Former Chines Premier Hu Jintao meets Us President Barack Obama. — File Photo
Former Chinese Premier Hu Jintao meets US President Barack Obama. — File Photo

WASHINGTON: President Barack Obama says the US will lead the world in taking firm action against the threat posed by North Korea's nuclear test.

But Pyongyang's isolation from most of the international financial and trading system will limit the impact of sanctions unless China can be persuaded to get tougher on its longtime ally.

The underground explosion Tuesday — pointedly conducted hours before Obama's State of the Union address, one of America's top political events — was quickly condemned by Obama as a ''highly provocative act'' that threatens US security and international peace. North Korea, which gave Washington about 24 hours' notice before conducting its third and apparently most powerful atomic test yet, described it as a response to US threats.

It marks a culmination of a progressive deterioration in ties with Washington since young leader Kim Jong Un took power a year ago.

His tenure began with Pyongyang negotiating then upending an agreement that would have seen it receive food aid in exchange for nuclear concessions. The impoverished, authoritarian state has since honed its missile and weapons capabilities.

Even as a leadership transition in neighboring South Korea offered some hope of improved relations across the divided Korean Peninsula, the North has closed down the space for diplomacy and left the prospects of multinational aid-for-disarmament talks — in abeyance for four years — gloomier than ever.

''The regime in North Korea must know that they will only achieve security and prosperity by meeting their international obligations,'' Obama said in his annual address to Congress. ''Provocations of the sort we saw last night will only isolate them further, as we stand by our allies, strengthen our own missile defense and lead the world in taking firm action in response to these threats.''

The test underscored North Korea's determination to develop a nuclear deterrent against what it calls the threat of an invasion by the US, its enemy from the 1950-53 Korean War. Pyongyang warned that unspecified ''second and third measures of greater intensity'' could follow if Washington maintains its hostility — apparently opening up the possibility of further tests.

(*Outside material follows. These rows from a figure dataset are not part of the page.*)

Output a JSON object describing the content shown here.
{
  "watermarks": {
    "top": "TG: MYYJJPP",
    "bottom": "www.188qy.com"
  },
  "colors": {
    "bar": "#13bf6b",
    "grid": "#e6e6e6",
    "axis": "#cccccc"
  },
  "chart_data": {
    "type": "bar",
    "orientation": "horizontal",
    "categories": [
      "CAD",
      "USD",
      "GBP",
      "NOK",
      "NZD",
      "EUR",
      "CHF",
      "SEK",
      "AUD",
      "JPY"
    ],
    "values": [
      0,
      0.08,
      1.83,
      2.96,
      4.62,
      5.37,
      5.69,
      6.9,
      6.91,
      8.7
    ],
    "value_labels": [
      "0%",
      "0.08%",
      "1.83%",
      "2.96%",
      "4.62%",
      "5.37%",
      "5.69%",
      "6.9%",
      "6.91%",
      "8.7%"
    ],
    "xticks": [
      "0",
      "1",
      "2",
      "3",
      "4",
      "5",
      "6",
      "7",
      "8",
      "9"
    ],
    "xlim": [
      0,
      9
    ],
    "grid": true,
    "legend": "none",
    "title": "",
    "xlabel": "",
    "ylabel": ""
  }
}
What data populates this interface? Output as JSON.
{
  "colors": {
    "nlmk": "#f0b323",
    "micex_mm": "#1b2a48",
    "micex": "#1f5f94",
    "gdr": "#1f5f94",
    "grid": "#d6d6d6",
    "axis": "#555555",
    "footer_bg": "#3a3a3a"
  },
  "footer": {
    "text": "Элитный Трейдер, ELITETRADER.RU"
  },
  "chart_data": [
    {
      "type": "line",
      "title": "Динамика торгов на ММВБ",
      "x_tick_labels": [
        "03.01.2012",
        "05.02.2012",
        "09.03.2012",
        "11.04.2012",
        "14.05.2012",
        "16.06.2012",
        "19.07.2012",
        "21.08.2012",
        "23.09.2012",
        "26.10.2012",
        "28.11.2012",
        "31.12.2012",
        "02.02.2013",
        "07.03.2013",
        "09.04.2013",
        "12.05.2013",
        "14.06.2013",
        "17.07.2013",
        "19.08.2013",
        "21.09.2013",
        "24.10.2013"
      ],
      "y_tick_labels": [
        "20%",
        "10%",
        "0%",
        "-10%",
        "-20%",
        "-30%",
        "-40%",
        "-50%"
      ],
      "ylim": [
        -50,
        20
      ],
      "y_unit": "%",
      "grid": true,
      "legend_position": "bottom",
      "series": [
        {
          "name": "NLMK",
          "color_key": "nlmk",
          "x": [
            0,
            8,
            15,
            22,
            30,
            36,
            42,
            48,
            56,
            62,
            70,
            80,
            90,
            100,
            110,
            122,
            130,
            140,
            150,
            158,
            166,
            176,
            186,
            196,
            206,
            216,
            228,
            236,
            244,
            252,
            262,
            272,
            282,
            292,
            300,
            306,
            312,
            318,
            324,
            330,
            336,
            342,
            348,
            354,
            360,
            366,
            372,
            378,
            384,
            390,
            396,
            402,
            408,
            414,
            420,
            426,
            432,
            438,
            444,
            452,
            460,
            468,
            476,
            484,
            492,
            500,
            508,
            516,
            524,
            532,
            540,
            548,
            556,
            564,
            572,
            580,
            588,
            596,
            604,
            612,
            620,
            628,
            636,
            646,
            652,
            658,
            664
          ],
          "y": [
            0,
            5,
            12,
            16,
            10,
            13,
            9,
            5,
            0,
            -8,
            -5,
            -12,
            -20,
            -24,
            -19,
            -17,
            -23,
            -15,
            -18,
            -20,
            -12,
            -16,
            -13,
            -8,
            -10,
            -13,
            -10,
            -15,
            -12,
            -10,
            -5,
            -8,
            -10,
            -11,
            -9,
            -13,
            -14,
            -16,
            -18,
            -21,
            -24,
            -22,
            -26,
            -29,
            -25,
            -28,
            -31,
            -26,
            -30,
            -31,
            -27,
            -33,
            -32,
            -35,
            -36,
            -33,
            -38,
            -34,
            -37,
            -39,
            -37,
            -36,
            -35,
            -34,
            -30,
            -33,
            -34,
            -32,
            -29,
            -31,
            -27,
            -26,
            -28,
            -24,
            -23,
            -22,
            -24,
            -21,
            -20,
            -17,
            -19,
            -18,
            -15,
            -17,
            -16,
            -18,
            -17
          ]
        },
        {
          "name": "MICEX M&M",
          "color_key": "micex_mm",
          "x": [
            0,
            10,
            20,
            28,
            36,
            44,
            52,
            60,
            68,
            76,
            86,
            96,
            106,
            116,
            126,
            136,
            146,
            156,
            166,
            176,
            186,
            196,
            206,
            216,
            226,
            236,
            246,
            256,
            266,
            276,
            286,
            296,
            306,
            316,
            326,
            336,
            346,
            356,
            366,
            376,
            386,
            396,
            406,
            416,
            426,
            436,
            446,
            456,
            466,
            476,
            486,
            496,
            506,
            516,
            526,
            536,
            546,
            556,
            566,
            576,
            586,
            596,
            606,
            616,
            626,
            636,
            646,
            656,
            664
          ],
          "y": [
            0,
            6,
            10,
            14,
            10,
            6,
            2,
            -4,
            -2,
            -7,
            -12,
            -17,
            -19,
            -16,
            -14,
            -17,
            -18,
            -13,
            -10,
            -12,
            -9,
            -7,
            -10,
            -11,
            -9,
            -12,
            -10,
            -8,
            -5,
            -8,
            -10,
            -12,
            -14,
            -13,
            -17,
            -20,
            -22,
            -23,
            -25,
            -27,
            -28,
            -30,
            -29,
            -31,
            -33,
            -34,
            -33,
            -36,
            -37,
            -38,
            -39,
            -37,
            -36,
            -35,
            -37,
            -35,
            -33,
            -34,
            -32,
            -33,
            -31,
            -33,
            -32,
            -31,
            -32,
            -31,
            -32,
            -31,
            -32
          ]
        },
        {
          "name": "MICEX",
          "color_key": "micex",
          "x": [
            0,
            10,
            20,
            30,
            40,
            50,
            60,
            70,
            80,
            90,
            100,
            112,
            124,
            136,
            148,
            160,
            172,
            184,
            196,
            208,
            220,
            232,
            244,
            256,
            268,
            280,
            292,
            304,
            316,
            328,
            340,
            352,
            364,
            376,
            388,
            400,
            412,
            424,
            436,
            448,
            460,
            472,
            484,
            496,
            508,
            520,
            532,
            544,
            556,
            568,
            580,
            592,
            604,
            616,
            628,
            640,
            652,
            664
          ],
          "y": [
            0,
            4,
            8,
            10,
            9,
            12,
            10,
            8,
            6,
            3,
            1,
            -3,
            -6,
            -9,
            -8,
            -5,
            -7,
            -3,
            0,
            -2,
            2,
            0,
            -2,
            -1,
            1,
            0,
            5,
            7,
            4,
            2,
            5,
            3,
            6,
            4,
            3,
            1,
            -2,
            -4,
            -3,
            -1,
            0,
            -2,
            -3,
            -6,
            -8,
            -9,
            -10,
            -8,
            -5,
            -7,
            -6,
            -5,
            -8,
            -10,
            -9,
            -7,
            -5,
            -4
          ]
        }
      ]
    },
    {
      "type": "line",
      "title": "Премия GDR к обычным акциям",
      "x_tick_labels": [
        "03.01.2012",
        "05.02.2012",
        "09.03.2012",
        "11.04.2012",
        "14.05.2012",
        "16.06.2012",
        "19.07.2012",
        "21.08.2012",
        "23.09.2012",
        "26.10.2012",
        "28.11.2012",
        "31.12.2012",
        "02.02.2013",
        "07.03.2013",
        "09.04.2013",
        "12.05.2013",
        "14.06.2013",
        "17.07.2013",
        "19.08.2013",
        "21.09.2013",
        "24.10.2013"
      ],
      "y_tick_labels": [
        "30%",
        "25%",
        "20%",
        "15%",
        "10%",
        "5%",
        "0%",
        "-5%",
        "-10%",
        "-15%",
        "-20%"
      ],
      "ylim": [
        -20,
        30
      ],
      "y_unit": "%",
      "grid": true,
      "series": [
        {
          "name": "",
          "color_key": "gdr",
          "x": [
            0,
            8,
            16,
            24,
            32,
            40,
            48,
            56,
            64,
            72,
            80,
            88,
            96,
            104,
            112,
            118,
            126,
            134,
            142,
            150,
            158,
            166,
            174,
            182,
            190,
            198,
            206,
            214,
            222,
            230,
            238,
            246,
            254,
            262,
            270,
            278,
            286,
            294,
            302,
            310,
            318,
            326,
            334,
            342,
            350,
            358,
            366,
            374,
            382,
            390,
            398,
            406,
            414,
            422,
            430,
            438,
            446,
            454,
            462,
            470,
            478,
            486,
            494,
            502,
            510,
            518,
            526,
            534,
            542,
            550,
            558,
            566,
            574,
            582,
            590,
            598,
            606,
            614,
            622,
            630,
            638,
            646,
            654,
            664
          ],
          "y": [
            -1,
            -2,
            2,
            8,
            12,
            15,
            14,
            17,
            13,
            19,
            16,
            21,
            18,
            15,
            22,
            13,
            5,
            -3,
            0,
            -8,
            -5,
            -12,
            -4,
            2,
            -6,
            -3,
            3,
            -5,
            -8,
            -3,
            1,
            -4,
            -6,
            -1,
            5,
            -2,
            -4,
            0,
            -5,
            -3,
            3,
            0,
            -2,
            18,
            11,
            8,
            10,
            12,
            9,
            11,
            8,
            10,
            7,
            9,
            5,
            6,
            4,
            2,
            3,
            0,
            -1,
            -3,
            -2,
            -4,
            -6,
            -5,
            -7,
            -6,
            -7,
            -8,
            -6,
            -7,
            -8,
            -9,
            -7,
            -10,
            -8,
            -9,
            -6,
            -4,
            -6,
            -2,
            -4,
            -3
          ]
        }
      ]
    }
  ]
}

As the UN Security Council held an emergency meeting Tuesday that strongly condemned the test, US Ambassador Susan Rice said Washington would be looking for the council to tighten existing sanctions and augment them. The backing of China, a permanent council member with veto power, not only will be required to make new measures international law but also critical for their implementation. China, North Korea's wartime ally, is its main source of aid and accounts for more than two-thirds of North Korea's foreign trade. In the past, Beijing has been reluctant to back more severe measures that could destabilize the North's hardline regime, which serves as a buffer between China and a democratic South Korea backed by US forces.

There are signs that China's patience is wearing thin. Beijing reacted in unusually strong terms to a December long-range rocket launch by the North by agreeing to tightened UN sanctions on the country, a move that brought criticism from Pyongyang and was welcomed in Washington.

''China is in a difficult position now,'' said Evans Revere, a former State Department official for East Asia. ''They made very public efforts to convince North Korea not to conduct the nuclear test, and they agreed in the previous UN Security Council resolution to even stronger measures if it does. China will be hard-pressed not to agree to something beyond what's already in place.''

But how far China and its new leader, Xi Jinping, will agree to go is unclear. It has expanded its commercial ties with North Korea in recent years and was quick to endorse Kim Jong Un as Pyongyang's new leader after the death of his father, Kim Jong Il, in December 2011.

George Lopez, a former member of a UN Panel of Experts for monitoring North Korea sanctions, said steps that China could take range from greater control over substantial North Korean trade that moves through the Chinese port of Dalian, to restrictions on cash transfers and the travel of scientists and engineers.

Bonnie Glaser, a China expert at the Centre for Strategic and International Studies think tank, said she expected Beijing to get tough enough with North Korea to satisfy the US, South Korea and Japan but not so harsh as to really put in jeopardy its relationship with North Korea or cause any instability. Glaser said a key question in the debate at the Security Council would be whether China will back restrictions in the financial sector, which the Obama administration acknowledged could be one area to expand the impact of the sanctions regime that already bars North Korea from arms trading and targets certain companies suspected of aiding its missile and nuclear programs.

China, which likely remains wary of provoking Pyongyang, is thought to have resisted US pressure for financial reasons.